I hope I'm not being too presumptuous by chiming in, but I do love me a perfectly seared scallop and love to help others attain them!
Love your blog! The wine tips are great (I'm a huge Languedoc wine geek myself)

Brooklynguy said...

Okay, first of all Ann...WHERE HAS YOUR BLOG BEEN ALL OF MY LIFE??? I love it. Your passion for food and learning about cooking and for life in general is just lovely to read about. And that you live in Brooklyn makes it all the better. I love the pictures and the attitude and the whole thing. I just read everything that you can scroll to and I'm hooked. A few comments, but I will post them on your site.

Thanks for your scallop comments. I almost tried the non-stick pan this past weekend, but I was worried I would destroy them trying to remove them from the pan. Thanks for the drying and teflon tips. No birds, but a baby daughter, so maybe no more non-stick.

thanks for your comments!

Anonymous said...

was wondering... have you tried them in the stainless pan yet? the non-stick idea worries me as i don't want to ruin the finish - they're those new high dollar kind. but even drying them off well, they tend to stick to the stainless surface. yes, i heat the pan well, then add the fat and then the scallops - this is making me crazy. i need to do a scallop test or something. i'm getting frustrated...

Brooklynguy said...

I did try it and it did work, but I used PLENTY of butter in the pan. I might jsut take my chances with non-stick from now on, as I don't do it very often.

Anonymous said...

i used butter this time - mixed with a bit of peanut oil for it's high heat properties. i have some nonstick aluminum hot plate - rough black finish that i use for anything/everything. it worked. i'm not as worried about toxins releasing as i am destroying a new, expensive platinum finish pan (whatever that is). anyway my sauce was unreal. put the scallops over a salad of greens and chives with some fresh sorrel for good measure and then made up a great dressing. here goes: peel 2 navel oranges, hunk of fresh ginger, 4 garlic cloves, great olive oil, white unpasteurized miso and a whole jalepeno - sans stem, of course. i've got a vitamix that just puree'd this to perfection. tasted like it was made with cream. really lovely, easy and oh so fresh. as for wine - i love it - but my guy is a recovering alcoholic and this has put a damper on my drinking. ah well... the trade-offs of life. i shall enjoy vicariously... thanks. signed, claudia in nashville but born and raised in nyc.

Brooklynguy said...

Hey Claudia - sounds like quite a sauce, a melange of Japanese and southwester/Mexican. Yummy. And fresh sorrel...I think that anyone who doesn't use that in salads is off as a person. I loved it when it was in the farmer's market for a few weeks. So lemony and good.

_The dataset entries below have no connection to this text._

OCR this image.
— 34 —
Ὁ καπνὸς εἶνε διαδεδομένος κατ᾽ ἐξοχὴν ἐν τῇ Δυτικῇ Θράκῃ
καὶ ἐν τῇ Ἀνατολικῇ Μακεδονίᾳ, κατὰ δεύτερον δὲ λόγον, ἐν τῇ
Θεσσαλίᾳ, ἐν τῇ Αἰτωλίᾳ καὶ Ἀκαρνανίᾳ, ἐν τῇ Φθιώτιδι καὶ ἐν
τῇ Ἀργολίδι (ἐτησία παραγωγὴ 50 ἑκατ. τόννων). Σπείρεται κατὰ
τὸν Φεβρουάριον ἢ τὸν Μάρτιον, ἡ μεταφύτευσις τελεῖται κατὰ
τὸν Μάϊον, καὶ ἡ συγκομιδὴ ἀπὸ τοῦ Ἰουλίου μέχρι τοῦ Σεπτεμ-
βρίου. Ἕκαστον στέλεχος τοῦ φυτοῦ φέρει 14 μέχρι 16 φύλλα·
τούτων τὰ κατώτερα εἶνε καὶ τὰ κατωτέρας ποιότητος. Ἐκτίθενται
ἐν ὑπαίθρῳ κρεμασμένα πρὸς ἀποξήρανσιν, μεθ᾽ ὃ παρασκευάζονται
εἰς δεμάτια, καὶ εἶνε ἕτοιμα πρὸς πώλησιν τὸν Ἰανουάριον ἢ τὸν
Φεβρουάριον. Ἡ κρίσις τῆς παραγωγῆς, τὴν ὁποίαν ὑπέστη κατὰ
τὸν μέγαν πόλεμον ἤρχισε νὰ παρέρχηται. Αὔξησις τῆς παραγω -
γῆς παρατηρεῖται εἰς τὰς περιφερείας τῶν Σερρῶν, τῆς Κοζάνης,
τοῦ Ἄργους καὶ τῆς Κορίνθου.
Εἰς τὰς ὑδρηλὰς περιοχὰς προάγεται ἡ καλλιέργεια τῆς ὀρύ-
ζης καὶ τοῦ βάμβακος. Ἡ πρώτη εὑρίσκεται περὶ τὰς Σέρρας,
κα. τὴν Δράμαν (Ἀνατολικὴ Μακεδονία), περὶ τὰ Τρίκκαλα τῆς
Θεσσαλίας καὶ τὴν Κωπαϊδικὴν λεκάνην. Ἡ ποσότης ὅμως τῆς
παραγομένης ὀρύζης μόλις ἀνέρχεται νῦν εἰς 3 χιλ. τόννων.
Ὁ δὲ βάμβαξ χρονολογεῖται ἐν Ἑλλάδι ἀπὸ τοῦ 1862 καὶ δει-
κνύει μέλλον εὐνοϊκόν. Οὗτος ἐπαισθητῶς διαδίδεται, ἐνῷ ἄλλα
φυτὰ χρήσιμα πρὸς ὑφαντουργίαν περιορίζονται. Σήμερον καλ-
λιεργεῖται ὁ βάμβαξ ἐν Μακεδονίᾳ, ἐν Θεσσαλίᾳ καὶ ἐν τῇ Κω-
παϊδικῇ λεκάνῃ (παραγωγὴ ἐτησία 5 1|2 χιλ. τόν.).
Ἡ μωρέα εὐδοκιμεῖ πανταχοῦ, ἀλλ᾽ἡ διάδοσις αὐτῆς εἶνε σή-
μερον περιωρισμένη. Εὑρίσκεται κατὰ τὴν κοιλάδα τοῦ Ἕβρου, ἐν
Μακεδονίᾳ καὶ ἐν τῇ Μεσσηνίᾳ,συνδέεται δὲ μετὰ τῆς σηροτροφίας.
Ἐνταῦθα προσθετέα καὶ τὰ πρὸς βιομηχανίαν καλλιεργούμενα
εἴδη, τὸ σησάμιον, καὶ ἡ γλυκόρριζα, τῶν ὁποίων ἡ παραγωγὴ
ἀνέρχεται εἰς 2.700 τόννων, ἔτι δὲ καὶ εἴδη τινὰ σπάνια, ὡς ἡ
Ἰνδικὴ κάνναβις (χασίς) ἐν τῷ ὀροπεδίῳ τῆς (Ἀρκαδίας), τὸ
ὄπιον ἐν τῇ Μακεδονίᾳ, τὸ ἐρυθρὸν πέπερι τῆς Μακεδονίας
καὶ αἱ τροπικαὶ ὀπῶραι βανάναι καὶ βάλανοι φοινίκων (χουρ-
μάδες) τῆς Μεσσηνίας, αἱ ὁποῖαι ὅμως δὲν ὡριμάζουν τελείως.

Very supportive of you to stay away from vino for the recovering boyfriend. hope recovery goes smoothly for both of you, and that i can continue to do my part in posting wine experiences that bring you vicarious pleasure...

claudia said...

hey there, i started my own blog
you were my inspiration
seems they'll let anyone on here!

how does one gain exposure?
just wondering...

Brooklynguy said...

Hi Caludia - what an honor, to be your blog inspiration. Very kind of you to say.

I don't know the answer to your question anbout gaining exposure. You just keep writing the blog I think. Comment on other people's sites using your name and URL address and maybe they check back. I did already on your blog, for example.

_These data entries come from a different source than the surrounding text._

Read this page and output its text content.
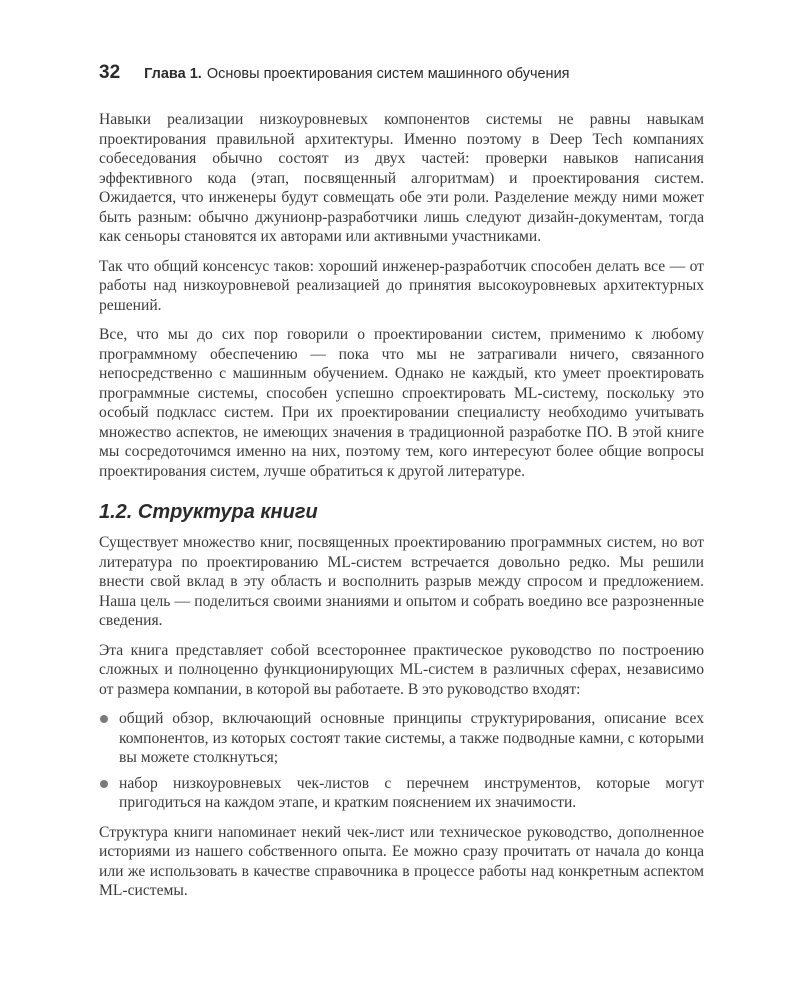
32 Глава 1. Основы проектирования систем машинного обучения

Навыки реализации низкоуровневых компонентов системы не равны навыкам проектирования правильной архитектуры. Именно поэтому в Deep Tech компаниях собеседования обычно состоят из двух частей: проверки навыков написания эффективного кода (этап, посвященный алгоритмам) и проектирования систем. Ожидается, что инженеры будут совмещать обе эти роли. Разделение между ними может быть разным: обычно джунионр-разработчики лишь следуют дизайн-документам, тогда как сеньоры становятся их авторами или активными участниками.

Так что общий консенсус таков: хороший инженер-разработчик способен делать все — от работы над низкоуровневой реализацией до принятия высокоуровневых архитектурных решений.

Все, что мы до сих пор говорили о проектировании систем, применимо к любому программному обеспечению — пока что мы не затрагивали ничего, связанного непосредственно с машинным обучением. Однако не каждый, кто умеет проектировать программные системы, способен успешно спроектировать ML-систему, поскольку это особый подкласс систем. При их проектировании специалисту необходимо учитывать множество аспектов, не имеющих значения в традиционной разработке ПО. В этой книге мы сосредоточимся именно на них, поэтому тем, кого интересуют более общие вопросы проектирования систем, лучше обратиться к другой литературе.

1.2. Структура книги

Существует множество книг, посвященных проектированию программных систем, но вот литература по проектированию ML-систем встречается довольно редко. Мы решили внести свой вклад в эту область и восполнить разрыв между спросом и предложением. Наша цель — поделиться своими знаниями и опытом и собрать воедино все разрозненные сведения.

Эта книга представляет собой всестороннее практическое руководство по построению сложных и полноценно функционирующих ML-систем в различных сферах, независимо от размера компании, в которой вы работаете. В это руководство входят:

общий обзор, включающий основные принципы структурирования, описание всех компонентов, из которых состоят такие системы, а также подводные камни, с которыми вы можете столкнуться;
набор низкоуровневых чек-листов с перечнем инструментов, которые могут пригодиться на каждом этапе, и кратким пояснением их значимости.

Структура книги напоминает некий чек-лист или техническое руководство, дополненное историями из нашего собственного опыта. Ее можно сразу прочитать от начала до конца или же использовать в качестве справочника в процессе работы над конкретным аспектом ML-системы.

Sending that picture around will certainly help :)

tedperl said...

I just tried using the monster FreshDirect day scallops. The trouble I had was that at high heat with oil in a non-stick pan I started splattering oil all over the kitchen. Did I just not dry them enough, or is this an occupational hazard of this mode of cooking.

Brooklynguy said...

Hi Ted - you may not have dried them properly, that sounds right. There is always a little splatter, but small fine droplets. Sounds like you had major splatter. By the way, I tried this in a regular pan and the results are better, caramelization wise. You do need to really dry the scallops though. Iw ash em and let em sit for 10 minutes after drying, then pat them again before the salt, pepper, and into the pan.